Разговор куда-то отодвинулся. Я вспомнил, каким был этот город до войны. Домов не видно из-за зеленых садов. Наш дом был на Лазавицкой улице. Кленовый парк отделял дом от шоссе. Сразу за шоссе — речка Лазавица. Там мы купались и сачками ловили мальков. Потом этих мальков запускали в стеклянные банки. Они долго жили там. Бомба попала как раз в середину нашего дома. Это случилось на пятый день войны. За час до этого отец отправил на товарняке мать с моими братишками на станцию Шаховская. Он сказал им, что это на месяц, не больше. Мать не взяла никаких вещей. Уехала налегке. Все наши вещи, конечно, пропали. Кое-что растащили воры. Потом мне рассказывали, что мой «корешок» Хорек щеголял в моем новом демисезонном пальто и зимней шапке. Мне ничего, кроме книг, не было жалко.

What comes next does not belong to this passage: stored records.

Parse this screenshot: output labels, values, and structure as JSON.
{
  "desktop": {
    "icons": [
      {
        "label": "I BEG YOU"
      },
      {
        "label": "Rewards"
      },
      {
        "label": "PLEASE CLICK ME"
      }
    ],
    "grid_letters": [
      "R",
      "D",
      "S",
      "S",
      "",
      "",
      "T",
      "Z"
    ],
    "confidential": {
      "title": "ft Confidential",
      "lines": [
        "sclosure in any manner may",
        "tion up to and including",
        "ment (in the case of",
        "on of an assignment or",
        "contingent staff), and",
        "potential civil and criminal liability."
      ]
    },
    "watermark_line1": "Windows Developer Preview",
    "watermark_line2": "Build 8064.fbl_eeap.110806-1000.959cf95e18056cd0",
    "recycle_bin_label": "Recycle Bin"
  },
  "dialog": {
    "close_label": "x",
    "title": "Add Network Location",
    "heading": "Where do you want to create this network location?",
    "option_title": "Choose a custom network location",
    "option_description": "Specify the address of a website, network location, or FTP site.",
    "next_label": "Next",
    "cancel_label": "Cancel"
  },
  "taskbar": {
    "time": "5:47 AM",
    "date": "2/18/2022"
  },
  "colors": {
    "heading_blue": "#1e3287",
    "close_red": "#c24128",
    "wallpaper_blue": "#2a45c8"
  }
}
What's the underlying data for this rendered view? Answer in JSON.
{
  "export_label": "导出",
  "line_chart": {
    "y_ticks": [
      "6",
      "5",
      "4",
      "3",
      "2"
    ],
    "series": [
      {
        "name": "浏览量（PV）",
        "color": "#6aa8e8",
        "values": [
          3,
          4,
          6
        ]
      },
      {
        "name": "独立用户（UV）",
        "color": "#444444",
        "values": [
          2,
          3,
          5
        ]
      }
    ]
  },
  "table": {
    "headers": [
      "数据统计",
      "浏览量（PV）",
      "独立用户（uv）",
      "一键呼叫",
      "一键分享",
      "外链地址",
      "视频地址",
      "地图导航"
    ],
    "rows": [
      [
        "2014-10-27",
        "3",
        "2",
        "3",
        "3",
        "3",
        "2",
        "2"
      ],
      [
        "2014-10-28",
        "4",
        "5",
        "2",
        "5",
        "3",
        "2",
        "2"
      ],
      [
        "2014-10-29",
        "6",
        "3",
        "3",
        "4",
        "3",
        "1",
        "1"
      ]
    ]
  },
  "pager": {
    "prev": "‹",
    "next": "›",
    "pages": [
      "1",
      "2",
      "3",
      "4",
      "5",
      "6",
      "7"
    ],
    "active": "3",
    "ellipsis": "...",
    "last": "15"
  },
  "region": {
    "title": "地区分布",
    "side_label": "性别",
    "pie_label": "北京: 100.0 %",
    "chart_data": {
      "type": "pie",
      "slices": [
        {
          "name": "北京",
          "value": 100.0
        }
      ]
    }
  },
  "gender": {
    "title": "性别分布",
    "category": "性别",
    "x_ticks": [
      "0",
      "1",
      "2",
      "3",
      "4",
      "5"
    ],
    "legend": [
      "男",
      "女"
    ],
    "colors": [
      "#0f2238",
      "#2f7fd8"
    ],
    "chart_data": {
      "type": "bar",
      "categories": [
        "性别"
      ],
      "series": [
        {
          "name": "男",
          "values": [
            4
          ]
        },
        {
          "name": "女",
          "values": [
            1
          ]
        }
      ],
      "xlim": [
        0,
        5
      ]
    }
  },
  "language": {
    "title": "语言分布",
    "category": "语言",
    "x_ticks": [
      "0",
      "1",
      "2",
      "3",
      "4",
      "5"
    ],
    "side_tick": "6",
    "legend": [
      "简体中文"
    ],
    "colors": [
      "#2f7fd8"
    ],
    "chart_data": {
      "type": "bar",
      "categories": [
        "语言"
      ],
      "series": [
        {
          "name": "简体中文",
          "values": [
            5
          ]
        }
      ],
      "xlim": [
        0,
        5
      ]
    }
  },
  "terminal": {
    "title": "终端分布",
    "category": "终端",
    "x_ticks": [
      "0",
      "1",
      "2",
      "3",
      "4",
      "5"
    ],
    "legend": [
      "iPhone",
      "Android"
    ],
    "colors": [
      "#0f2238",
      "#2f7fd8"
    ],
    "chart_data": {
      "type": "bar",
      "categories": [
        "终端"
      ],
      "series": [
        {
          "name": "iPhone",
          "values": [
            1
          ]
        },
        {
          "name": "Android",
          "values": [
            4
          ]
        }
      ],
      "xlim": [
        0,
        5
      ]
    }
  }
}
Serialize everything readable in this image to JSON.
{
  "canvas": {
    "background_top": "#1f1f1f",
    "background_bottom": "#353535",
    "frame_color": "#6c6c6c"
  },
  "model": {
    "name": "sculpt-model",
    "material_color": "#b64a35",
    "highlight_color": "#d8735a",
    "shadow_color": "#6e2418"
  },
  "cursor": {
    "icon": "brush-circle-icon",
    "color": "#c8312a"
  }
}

Отец мой железнодорожник. Ревизор по безопасности движения. Он отвечал за всякие нарушения правил на своем участке. Больше всего на свете он боялся крушений. С утра до ночи мотался на дрезине по своему участку. Когда началась война, движение стало повсюду опасным. Товарные и пассажирские составы бомбили, обстреливали снарядами. Поезда летели под откос, вагоны вспыхивали. Отец уходил из города с последней группой. Они чуть было в плен не попали, но каким-то чудом спаслись. В первый же месяц войны отец совершил смелый поступок. На станции Торопец зажигательная бомба угодила в состав с боеприпасами. Загорелся первый от паровоза вагон со снарядами. Машинист струсил и убежал. Станция могла взлететь на воздух. Отец сам отцепил горящий вагон от состава, вскочил в будку машиниста и отвел вагон подальше от вокзала. Не успел он на паровозе отъехать от вагона и ста метров, как грохнуло. Отца наградили орденом Красной Звезды. Когда я узнал об этом, то месяца два ходил по станции с задранным носом, — тогда еще орденами редко награждали.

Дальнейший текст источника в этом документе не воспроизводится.